A Quiet Place is almost aggressive in its simplicity: a blind alien race that hunts by hearing and has virtually wiped out humanity is stalking a family in a deserted rural setting. In order to survive, the family must be silent. So … they are.
The scene is set early on—it is Day 89, a title card informs us, though we do not know what it is the 89th day of—while the Abbott family picks through a pharmacy to find some meds for their sick son, Marcus (Noah Jupe). His sister Regan (Millicent Simmonds) keeps her younger brother Beau (Cade Woodward) company, while mom Evelyn (Emily Blunt) finds the antibiotics. Lee (John Krasinski), the patriarch, keeps an eye out for danger at the front of the store. The family speaks in sign language, a skill they no doubt picked up before the invasion since Regan is deaf. The scene ends with a tragic lesson on what happens when the family's code of silence is not adhered to.
The first lines of dialogue spoken at full volume—as opposed to whispered or signed or whispered while signing—in A Quiet Place come roughly 40 minutes into the movie. There are only a handful of such lines throughout, and the enforced silence leads to an almost-unbearable level of tension: every cracking branch sounds like a shotgun blast, every creak of a floorboard sounds like cannon fire. Every misstep means possible death.
Krasinski, who directed and co-wrote the script in addition to starring, does a masterful job of walking us through what living in a world without sound would look like. His camera lingers on bare feet walking on paths of ash and sand that the family has laid down on their farm and into town to help muffle their footsteps. He often holds steady on faces drawn tight in terror when a simple household accident could signify sudden, horrible slaughter.
Every performance in this movie is perfect. Krasinski's sad eyes and woodsman's beard help him make flesh the deepest, darkest fear of every father: the potential inability of all men, even the best-prepared and most intense, to keep their kids and pregnant wife safe from harm. Blunt is radiant and rough, calling to mind her great performance in Looper, and she nails the most important line of dialogue in the film: "Who are we if we can't protect them?"

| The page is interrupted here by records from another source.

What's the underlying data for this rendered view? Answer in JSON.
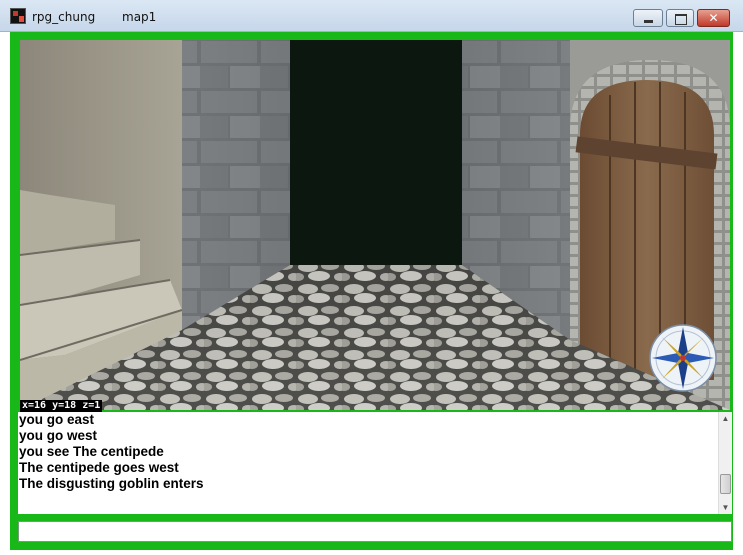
{
  "window": {
    "app_title": "rpg_chung",
    "map_title": "map1",
    "close_glyph": "✕"
  },
  "hud": {
    "coordinates": "x=16 y=18 z=1"
  },
  "log": {
    "lines": [
      "you go east",
      "you go west",
      "you see The centipede",
      "The centipede goes west",
      "The disgusting goblin enters"
    ]
  },
  "command": {
    "value": ""
  },
  "colors": {
    "frame": "#18b818",
    "door": "#7a5a3e",
    "dark_corridor": "#0b170f"
  },
  "icons": {
    "compass": "compass-rose-icon",
    "app": "app-icon"
  }
}
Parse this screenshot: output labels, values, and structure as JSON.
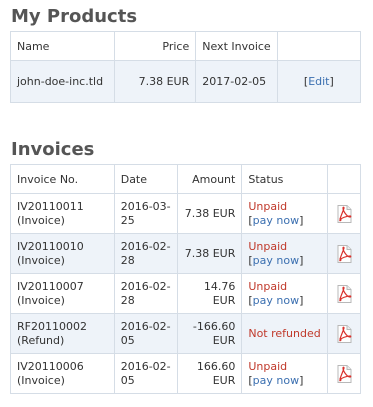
{
  "products": {
    "title": "My Products",
    "headers": {
      "name": "Name",
      "price": "Price",
      "next_invoice": "Next Invoice"
    },
    "rows": [
      {
        "name": "john-doe-inc.tld",
        "price": "7.38 EUR",
        "next_invoice": "2017-02-05",
        "edit_label": "Edit"
      }
    ]
  },
  "invoices": {
    "title": "Invoices",
    "headers": {
      "number": "Invoice No.",
      "date": "Date",
      "amount": "Amount",
      "status": "Status"
    },
    "rows": [
      {
        "number": "IV20110011 (Invoice)",
        "date": "2016-03-25",
        "amount": "7.38 EUR",
        "status": "Unpaid",
        "action": "pay now"
      },
      {
        "number": "IV20110010 (Invoice)",
        "date": "2016-02-28",
        "amount": "7.38 EUR",
        "status": "Unpaid",
        "action": "pay now"
      },
      {
        "number": "IV20110007 (Invoice)",
        "date": "2016-02-28",
        "amount": "14.76 EUR",
        "status": "Unpaid",
        "action": "pay now"
      },
      {
        "number": "RF20110002 (Refund)",
        "date": "2016-02-05",
        "amount": "-166.60 EUR",
        "status": "Not refunded",
        "action": ""
      },
      {
        "number": "IV20110006 (Invoice)",
        "date": "2016-02-05",
        "amount": "166.60 EUR",
        "status": "Unpaid",
        "action": "pay now"
      }
    ]
  },
  "colors": {
    "title": "#555555",
    "border": "#d5dde6",
    "row_alt": "#eef3f9",
    "status": "#c0392b",
    "link": "#3b6fb0",
    "pdf": "#d9302c"
  },
  "icons": {
    "invoice_download": "pdf-icon"
  }
}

Millicent Simmonds, the breakout star in last year's woefully under-seen Wonderstruck, is heartbreaking as the Abbots' lone daughter, reflecting in her confusion and anger the strangeness that must accompany living through the end of the world. And Jupe does solid work as a terrified little boy who wants nothing more than to stay at home where it's safe. Ish.
If I'm going to pick nits here, I might have suggested that Krasinski avoid some of the more obvious exposition-delivery devices, such as a whiteboard in his workshop that explain the aliens are blind and tough to kill, with the word "Weakness?" at the bottom. Violating the imperative of "show, don't tell" by showing us what you would have told us is a bit cheap. He trusts the audience so much elsewhere that this feels like a creaky board his characters would have managed to avoid.
And yet, if that's the sole mistake Krasinski has made—and I think it might be—in this well-paced (95 minutes or so) genre exercise, he still passes with flying colors. A Quiet Place is one of the best films I've seen this year and I can't imagine too many more will top it.